In The Republican Reversal: Conservatives and the Environment from Nixon to Trump, historians James Morton Turner and Andrew C. Isenberg offer a more nuanced explanation of the Republican Party’s change on environmental policy, grounded in a shift in the party’s ideology. They point to three factors operating in concert: “rise of conservative ideology, the mobilization of interest groups and activists, and the changes in the environment and the regulatory state.” “Republican legislators were not simply bought off by corporate interests,” they argue. Rather, the alignment of particular economic interest groups with the Republican Party occurred in concert with changes within the conservative movement and the lived experience of those regulated by federal environmental laws. They write, “Big money alone does not fully explain the Republican embrace of the gospel of more.” While business groups—resource extractive industries in particular—certainly played a role by supporting candidates and organizations that opposed regulations restricting resource development, there is also a strong grass-root opposition to federal environmental regulation.
Up through the 1970s, Republicans generally shared the belief that environmental problems required urgent government intervention, accepted the professional expertise of scientists and others calling for environmental action, and thought it acceptable for government to intervene in the economy to protect the environment and public health. Over the past few decades, however, many Republicans have come to see many environmental claims as “alarmist and exaggerated,” have “dismissed professional expertise,” and see environmental regulations as economic burdens that constrain individual liberty. More broadly, as the perceived urgency of environmental problems ebbed and regulatory costs became more apparent, it was natural that some would view additional regulation as a bad deal.

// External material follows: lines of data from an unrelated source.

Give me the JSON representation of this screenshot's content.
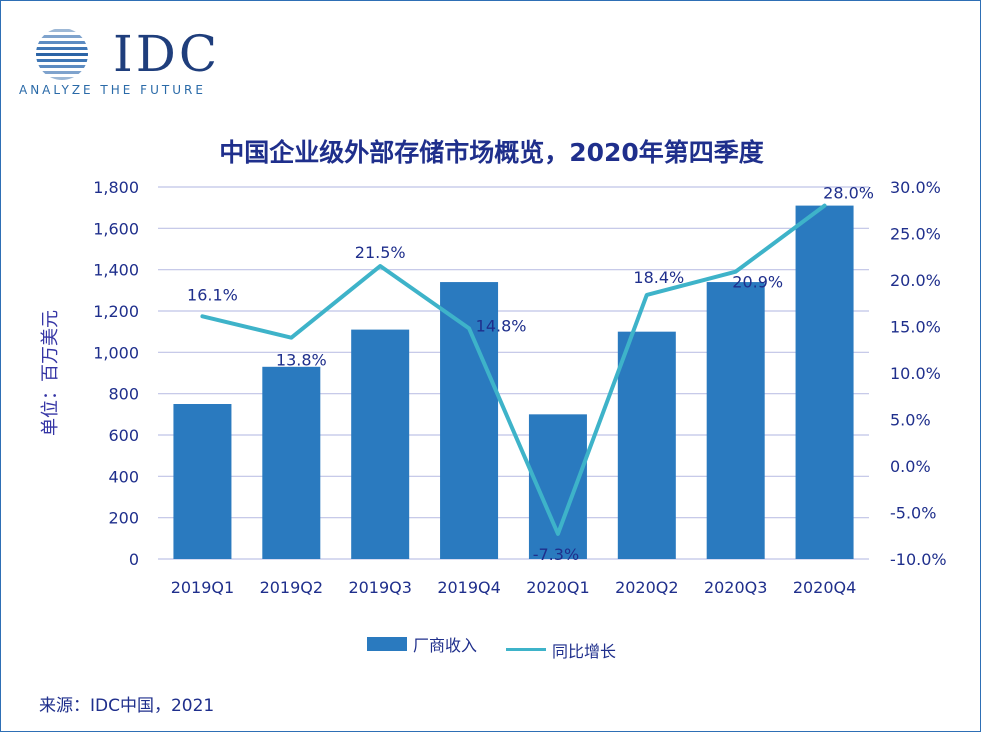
{
  "logo": {
    "name": "IDC",
    "tagline": "ANALYZE THE FUTURE"
  },
  "source": "来源：IDC中国，2021",
  "chart_data": {
    "type": "bar",
    "title": "中国企业级外部存储市场概览，2020年第四季度",
    "ylabel": "单位：百万美元",
    "categories": [
      "2019Q1",
      "2019Q2",
      "2019Q3",
      "2019Q4",
      "2020Q1",
      "2020Q2",
      "2020Q3",
      "2020Q4"
    ],
    "ylim": [
      0,
      1800
    ],
    "y_ticks": [
      "0",
      "200",
      "400",
      "600",
      "800",
      "1,000",
      "1,200",
      "1,400",
      "1,600",
      "1,800"
    ],
    "y2lim": [
      -10,
      30
    ],
    "y2_ticks": [
      "-10.0%",
      "-5.0%",
      "0.0%",
      "5.0%",
      "10.0%",
      "15.0%",
      "20.0%",
      "25.0%",
      "30.0%"
    ],
    "grid": true,
    "legend_position": "bottom",
    "series": [
      {
        "name": "厂商收入",
        "type": "bar",
        "axis": "left",
        "color": "#2a7abf",
        "values": [
          750,
          930,
          1110,
          1340,
          700,
          1100,
          1340,
          1710
        ]
      },
      {
        "name": "同比增长",
        "type": "line",
        "axis": "right",
        "color": "#3eb3c9",
        "values": [
          16.1,
          13.8,
          21.5,
          14.8,
          -7.3,
          18.4,
          20.9,
          28.0
        ],
        "labels": [
          "16.1%",
          "13.8%",
          "21.5%",
          "14.8%",
          "-7.3%",
          "18.4%",
          "20.9%",
          "28.0%"
        ]
      }
    ]
  }
}
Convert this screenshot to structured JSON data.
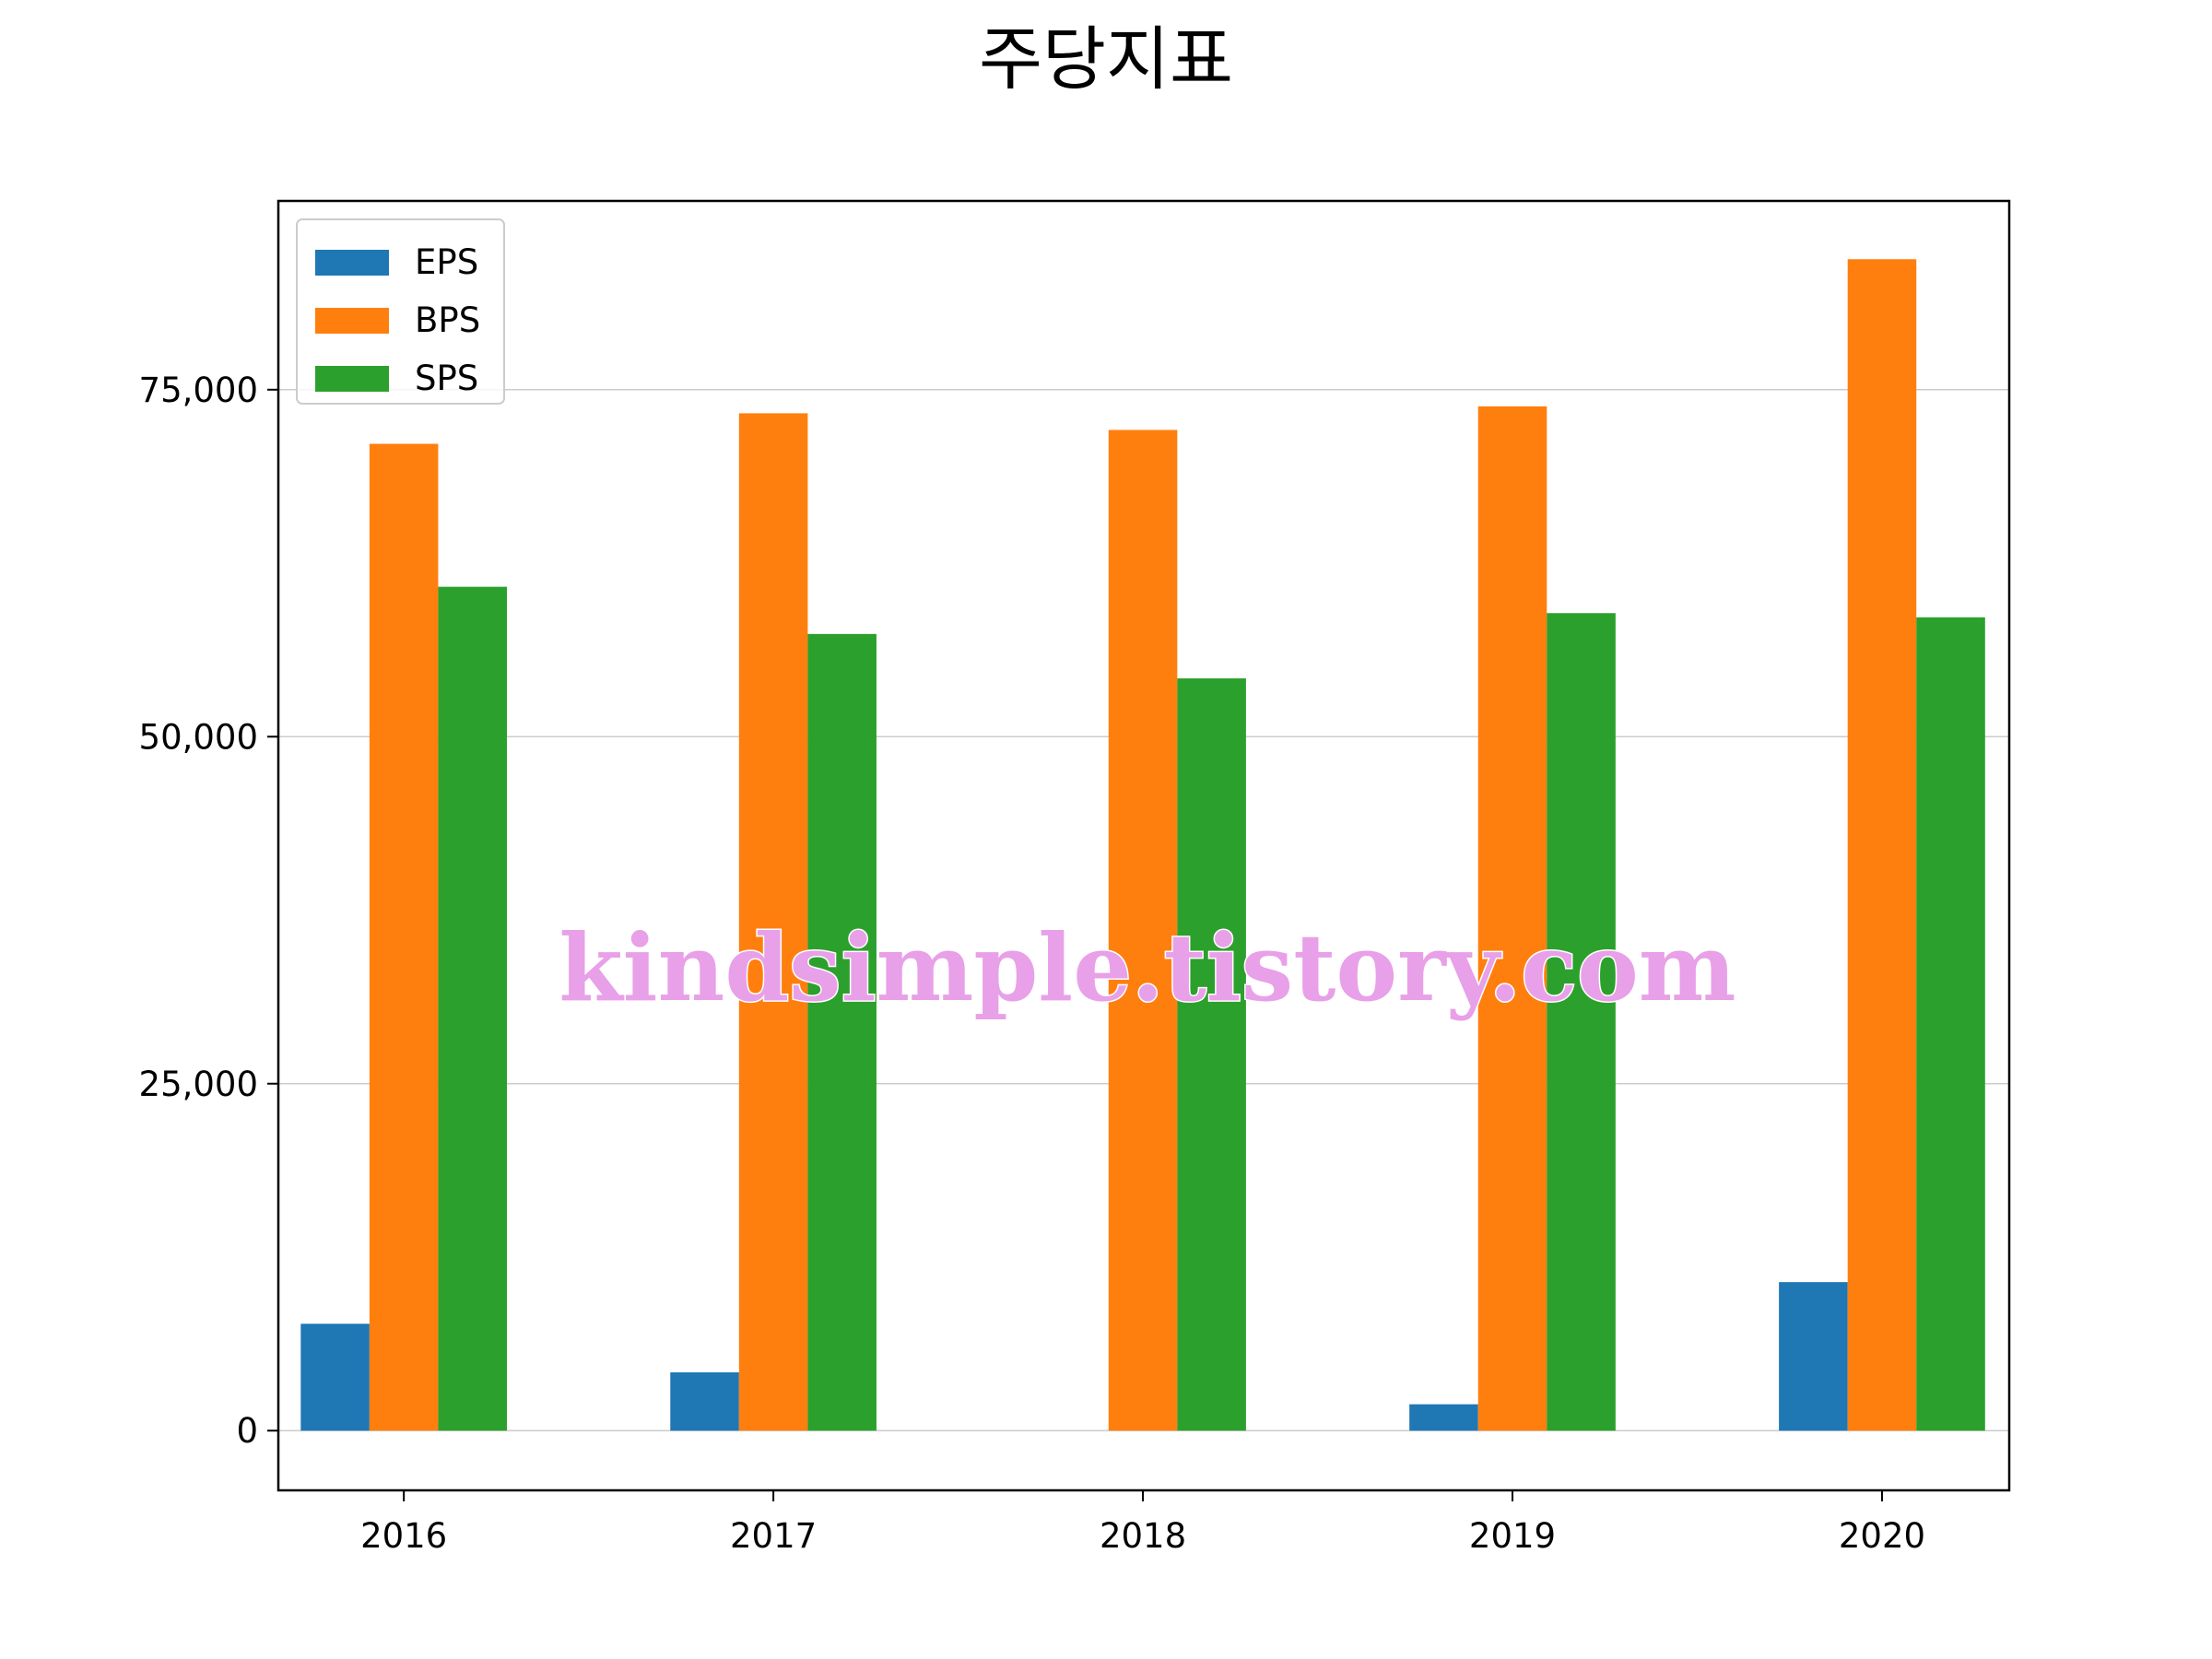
{
  "chart_data": {
    "type": "bar",
    "title": "주당지표",
    "xlabel": "",
    "ylabel": "",
    "categories": [
      "2016",
      "2017",
      "2018",
      "2019",
      "2020"
    ],
    "series": [
      {
        "name": "EPS",
        "color": "#1f77b4",
        "values": [
          7700,
          4200,
          0,
          1900,
          10700
        ]
      },
      {
        "name": "BPS",
        "color": "#ff7f0e",
        "values": [
          71100,
          73300,
          72100,
          73800,
          84400
        ]
      },
      {
        "name": "SPS",
        "color": "#2ca02c",
        "values": [
          60800,
          57400,
          54200,
          58900,
          58600
        ]
      }
    ],
    "ylim": [
      -4300,
      88600
    ],
    "yticks": [
      0,
      25000,
      50000,
      75000
    ],
    "ytick_labels": [
      "0",
      "25,000",
      "50,000",
      "75,000"
    ],
    "grid": "y",
    "legend_position": "top-left",
    "watermark": "kindsimple.tistory.com"
  }
}
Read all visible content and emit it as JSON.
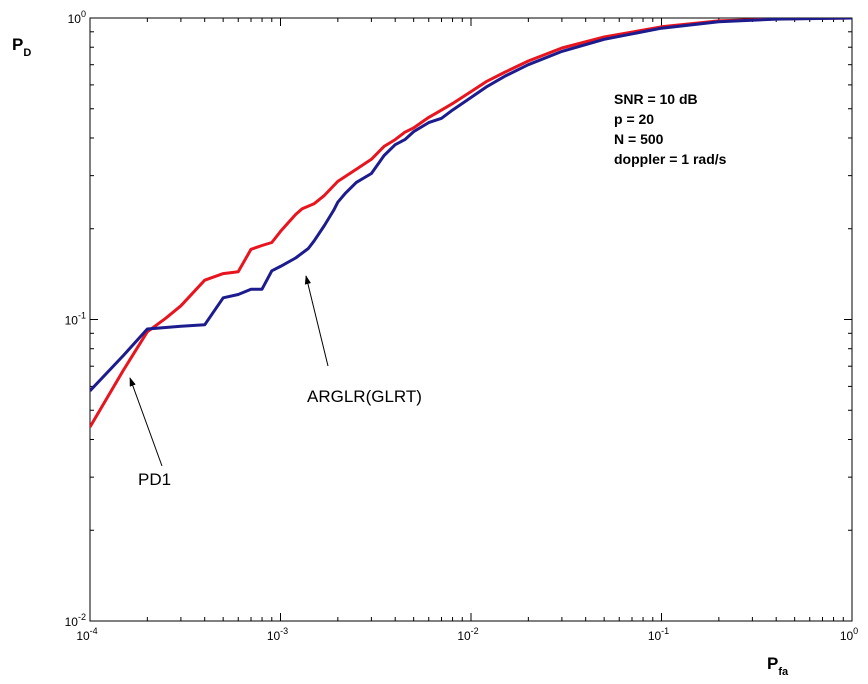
{
  "chart_data": {
    "type": "line",
    "xscale": "log",
    "yscale": "log",
    "xlim": [
      0.0001,
      1
    ],
    "ylim": [
      0.01,
      1
    ],
    "xlabel": {
      "main": "P",
      "sub": "fa"
    },
    "ylabel": {
      "main": "P",
      "sub": "D"
    },
    "xticks": [
      {
        "value": 0.0001,
        "base": "10",
        "exp": "-4"
      },
      {
        "value": 0.001,
        "base": "10",
        "exp": "-3"
      },
      {
        "value": 0.01,
        "base": "10",
        "exp": "-2"
      },
      {
        "value": 0.1,
        "base": "10",
        "exp": "-1"
      },
      {
        "value": 1,
        "base": "10",
        "exp": "0"
      }
    ],
    "yticks": [
      {
        "value": 0.01,
        "base": "10",
        "exp": "-2"
      },
      {
        "value": 0.1,
        "base": "10",
        "exp": "-1"
      },
      {
        "value": 1,
        "base": "10",
        "exp": "0"
      }
    ],
    "grid": false,
    "series": [
      {
        "name": "PD1",
        "color": "#e8141e",
        "points": [
          [
            0.0001,
            0.044
          ],
          [
            0.00015,
            0.068
          ],
          [
            0.0002,
            0.091
          ],
          [
            0.00025,
            0.101
          ],
          [
            0.0003,
            0.111
          ],
          [
            0.0004,
            0.135
          ],
          [
            0.0005,
            0.142
          ],
          [
            0.0006,
            0.144
          ],
          [
            0.0007,
            0.171
          ],
          [
            0.0008,
            0.176
          ],
          [
            0.0009,
            0.18
          ],
          [
            0.001,
            0.196
          ],
          [
            0.0012,
            0.223
          ],
          [
            0.0013,
            0.233
          ],
          [
            0.0015,
            0.242
          ],
          [
            0.0017,
            0.258
          ],
          [
            0.002,
            0.287
          ],
          [
            0.0025,
            0.315
          ],
          [
            0.003,
            0.34
          ],
          [
            0.0035,
            0.375
          ],
          [
            0.004,
            0.395
          ],
          [
            0.0045,
            0.418
          ],
          [
            0.005,
            0.432
          ],
          [
            0.006,
            0.468
          ],
          [
            0.007,
            0.495
          ],
          [
            0.008,
            0.52
          ],
          [
            0.01,
            0.57
          ],
          [
            0.012,
            0.615
          ],
          [
            0.015,
            0.66
          ],
          [
            0.02,
            0.72
          ],
          [
            0.03,
            0.795
          ],
          [
            0.05,
            0.865
          ],
          [
            0.1,
            0.935
          ],
          [
            0.2,
            0.978
          ],
          [
            0.4,
            0.993
          ],
          [
            1,
            1.0
          ]
        ]
      },
      {
        "name": "ARGLR(GLRT)",
        "color": "#1c1c8e",
        "points": [
          [
            0.0001,
            0.058
          ],
          [
            0.00015,
            0.076
          ],
          [
            0.0002,
            0.093
          ],
          [
            0.0003,
            0.095
          ],
          [
            0.0004,
            0.096
          ],
          [
            0.0005,
            0.118
          ],
          [
            0.0006,
            0.121
          ],
          [
            0.0007,
            0.126
          ],
          [
            0.0008,
            0.126
          ],
          [
            0.0009,
            0.145
          ],
          [
            0.001,
            0.15
          ],
          [
            0.0012,
            0.16
          ],
          [
            0.0014,
            0.172
          ],
          [
            0.0015,
            0.182
          ],
          [
            0.0017,
            0.205
          ],
          [
            0.0019,
            0.23
          ],
          [
            0.002,
            0.245
          ],
          [
            0.0022,
            0.263
          ],
          [
            0.0025,
            0.285
          ],
          [
            0.003,
            0.305
          ],
          [
            0.0035,
            0.35
          ],
          [
            0.004,
            0.38
          ],
          [
            0.0045,
            0.395
          ],
          [
            0.005,
            0.42
          ],
          [
            0.006,
            0.45
          ],
          [
            0.007,
            0.465
          ],
          [
            0.008,
            0.495
          ],
          [
            0.01,
            0.545
          ],
          [
            0.012,
            0.59
          ],
          [
            0.015,
            0.64
          ],
          [
            0.02,
            0.7
          ],
          [
            0.03,
            0.775
          ],
          [
            0.05,
            0.85
          ],
          [
            0.1,
            0.925
          ],
          [
            0.2,
            0.972
          ],
          [
            0.4,
            0.992
          ],
          [
            1,
            1.0
          ]
        ]
      }
    ],
    "annotations": [
      {
        "text": "PD1",
        "points_to": [
          0.00016,
          0.068
        ]
      },
      {
        "text": "ARGLR(GLRT)",
        "points_to": [
          0.0015,
          0.16
        ]
      }
    ],
    "info_lines": [
      "SNR = 10 dB",
      "p = 20",
      "N = 500",
      "doppler = 1 rad/s"
    ]
  }
}
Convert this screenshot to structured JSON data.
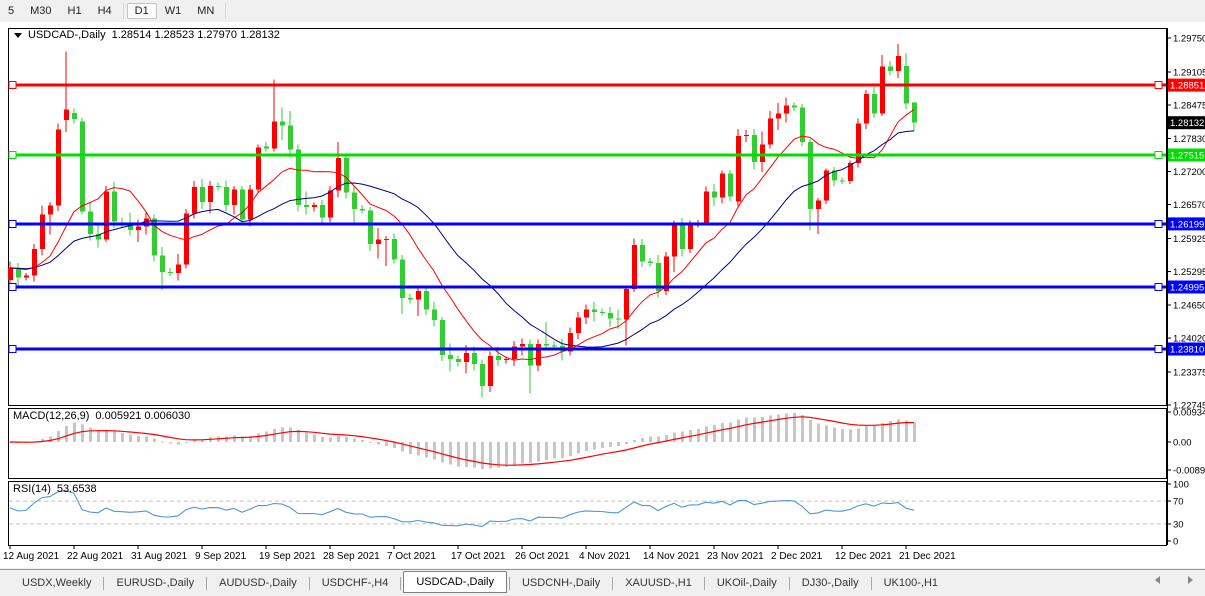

In their account, the Trump administration’s environmental agenda “represented a complete break with an older and equally important tradition of Republican environmentalism that dated back to the nineteenth century.” More broadly, the GOP’s environmental shift is “one of the most profound and far-reaching transformations in modern American political history.” Yet the account they provide suggests a more gradual evolution. As they acknowledge, President Ronald Reagan’s administration had an aggressive deregulatory agenda, much of it focused on environmental rules, but this was hardly the first time a Republican president had questioned the value of federal environmental regulation. Indeed, the Clean Water Act was enacted over Nixon’s veto.